By the Court.—Judgment and orders affirmed.

 

 

 

 


 

 



[1]  Agnes Holstein is now deceased and the Special Administrator of her estate is prosecuting the appeal.

[2]  Section 40.02(8), Stats., provides, in pertinent part as follows:

(a)  “Beneficiary” means:

1.  The person … so designated by a participant … in the last written designation of beneficiary on file with, and in the form approved by, the department at the time of death .…

 

[3]  There is also a slightly lower degree of deference which we will apply in certain situations.

The second level of deference ...—“due-weight” deference—differs from “great-weight” deference only in slight degree. According to the supreme court, it is appropriate “when the agency has some experience in an area, but has not developed the expertise which necessarily places it in a better position to make judgments regarding the interpretation of the statute than a court.”  The deference accorded the agency in this situation “is not so much based upon its knowledge or skill as it is on the fact that the legislature has charged the agency with the enforcement of the statute in question.”  Giving an agency decision due weight, we will also sustain the agency’s interpretation if it is reasonable—even if another interpretation is equally reasonable. We will not do so, however, if another interpretation is more reasonable than the one employed by the agency.

 

Barron Elec. Coop. v. Public Serv. Comm’n, 212 Wis.2d 752, 762-63, 569 N.W.2d 726, 732 (Ct. App. 1997).  

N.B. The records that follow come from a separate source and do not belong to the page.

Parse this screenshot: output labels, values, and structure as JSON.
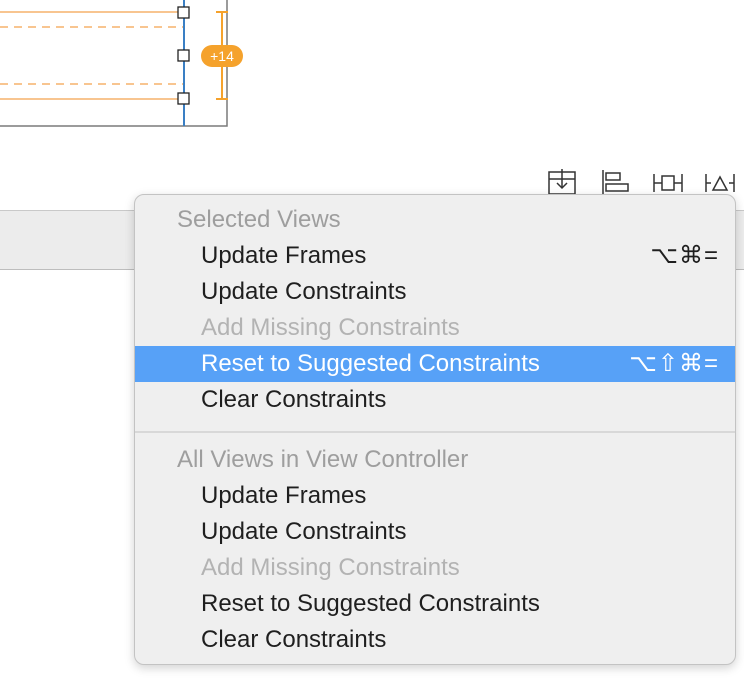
{
  "canvas": {
    "badge": "+14"
  },
  "toolbar": {
    "icons": [
      "embed-in-icon",
      "align-icon",
      "pin-constraints-icon",
      "resolve-auto-layout-icon"
    ]
  },
  "menu": {
    "section1": {
      "header": "Selected Views",
      "items": [
        {
          "label": "Update Frames",
          "shortcut": "⌥⌘="
        },
        {
          "label": "Update Constraints",
          "shortcut": ""
        },
        {
          "label": "Add Missing Constraints",
          "shortcut": ""
        },
        {
          "label": "Reset to Suggested Constraints",
          "shortcut": "⌥⇧⌘="
        },
        {
          "label": "Clear Constraints",
          "shortcut": ""
        }
      ]
    },
    "section2": {
      "header": "All Views in View Controller",
      "items": [
        {
          "label": "Update Frames"
        },
        {
          "label": "Update Constraints"
        },
        {
          "label": "Add Missing Constraints"
        },
        {
          "label": "Reset to Suggested Constraints"
        },
        {
          "label": "Clear Constraints"
        }
      ]
    }
  },
  "colors": {
    "highlight": "#57a1f7",
    "constraint_orange": "#f5a22c",
    "selection_blue": "#3a7fc4"
  }
}
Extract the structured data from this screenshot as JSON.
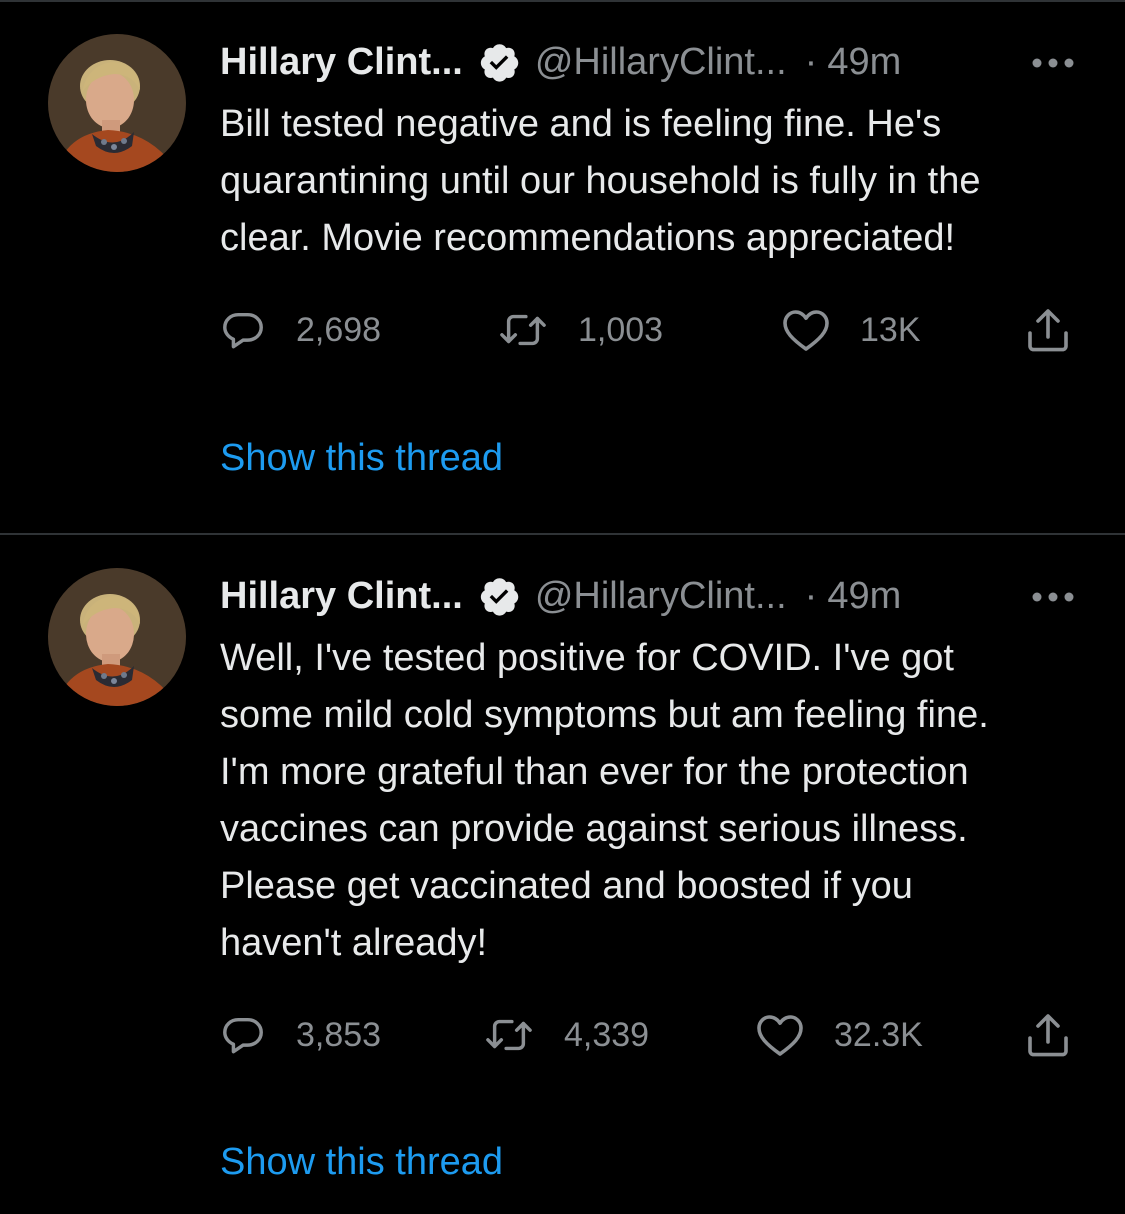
{
  "colors": {
    "background": "#000000",
    "text_primary": "#e7e9ea",
    "text_secondary": "#8b8f93",
    "link": "#1d9bf0",
    "divider": "#2f3336"
  },
  "tweets": [
    {
      "author_name": "Hillary Clint...",
      "verified_icon": "verified-badge-icon",
      "handle": "@HillaryClint...",
      "separator": "·",
      "time": "49m",
      "lines": [
        "Bill tested negative and is feeling fine. He's",
        "quarantining until our household is fully in the",
        "clear. Movie recommendations appreciated!"
      ],
      "reply_count": "2,698",
      "retweet_count": "1,003",
      "like_count": "13K",
      "show_thread": "Show this thread"
    },
    {
      "author_name": "Hillary Clint...",
      "verified_icon": "verified-badge-icon",
      "handle": "@HillaryClint...",
      "separator": "·",
      "time": "49m",
      "lines": [
        "Well, I've tested positive for COVID. I've got",
        "some mild cold symptoms but am feeling fine.",
        "I'm more grateful than ever for the protection",
        "vaccines can provide against serious illness.",
        "Please get vaccinated and boosted if you",
        "haven't already!"
      ],
      "reply_count": "3,853",
      "retweet_count": "4,339",
      "like_count": "32.3K",
      "show_thread": "Show this thread"
    }
  ]
}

While the difference between “due” and “great” deference is often elusive, it makes little difference in most cases, for in both instances the central question is whether the agency’s decision is reasonable.  The only difference is that, if due-weight deference is the standard, we will sustain the agency’s reasonable determination unless an opposing interpretation is more reasonable, while under the great-weight deference rule, the reasonableness of the agency’s interpretation is the only question.  Id.  As we indicate, there is no question that the Board’s interpretation of ch. 40, Stats., in this case was reasonable; and we are equally satisfied that Schoff’s and Holstein’s are not.  Certainly theirs is not more reasonable than the Board’s.

[4]  The Board stated in its decision:

Chapter 766 does not govern the determination of a beneficiary under ch. 40.  Chapter 766 sets out the rights to property as between spouses; it does not specifically authorize either the Board or the DETF to make a determination of marital property rights.  Chapter 40, however, does expressly authorize the Board and the DETF to pay death benefits to the last written designation of [the] beneficiary on file with, and in the form approved by, the DETF at the time of death—in this case, Elizabeth Holstein Delgass.…

 

[5]  Even if not moot, the argument fails because the SRG is not a “rule” within the meaning of § 227.01(13), Stats.  Under the statute, a “rule” is, among other things, a regulation “which has the effect of law,” and the SRG appears to be something else entirely.  The record indicates that it was developed by the Department in 1983 to assist staff in administering the provisions of ch. 40, and that it serves, in the Board’s words, as “an explanatory reference aid for the DETF staff.”  Our review of the SRG leads us to agree with the trial court that it contains “policy and not hard [and] fast rules,” and that its language “is couched … in terms of advice and guidelines,” rather than setting forth law-like pronouncements.  Thus, on the merits, we agree with the Board that the SRG is not an invalid unpromulgated rule.

[6]  Indeed, as may be seen, they rely on portions of the SRG in support of their own argument.

[7]  A Department official, Kathleen Connell, testified that “[o]nce we’ve accepted [the designation form], we would have to pay it out according to the beneficiary designation.  This is a guideline on what we would do.”  She later emphasized that “if we’ve accepted it in the past, we would pay it out.”

[8]  In 1998, the legislature amended § 802.06(1), Stats., so that all parties, both state and private, now have forty-five days to answer a complaint.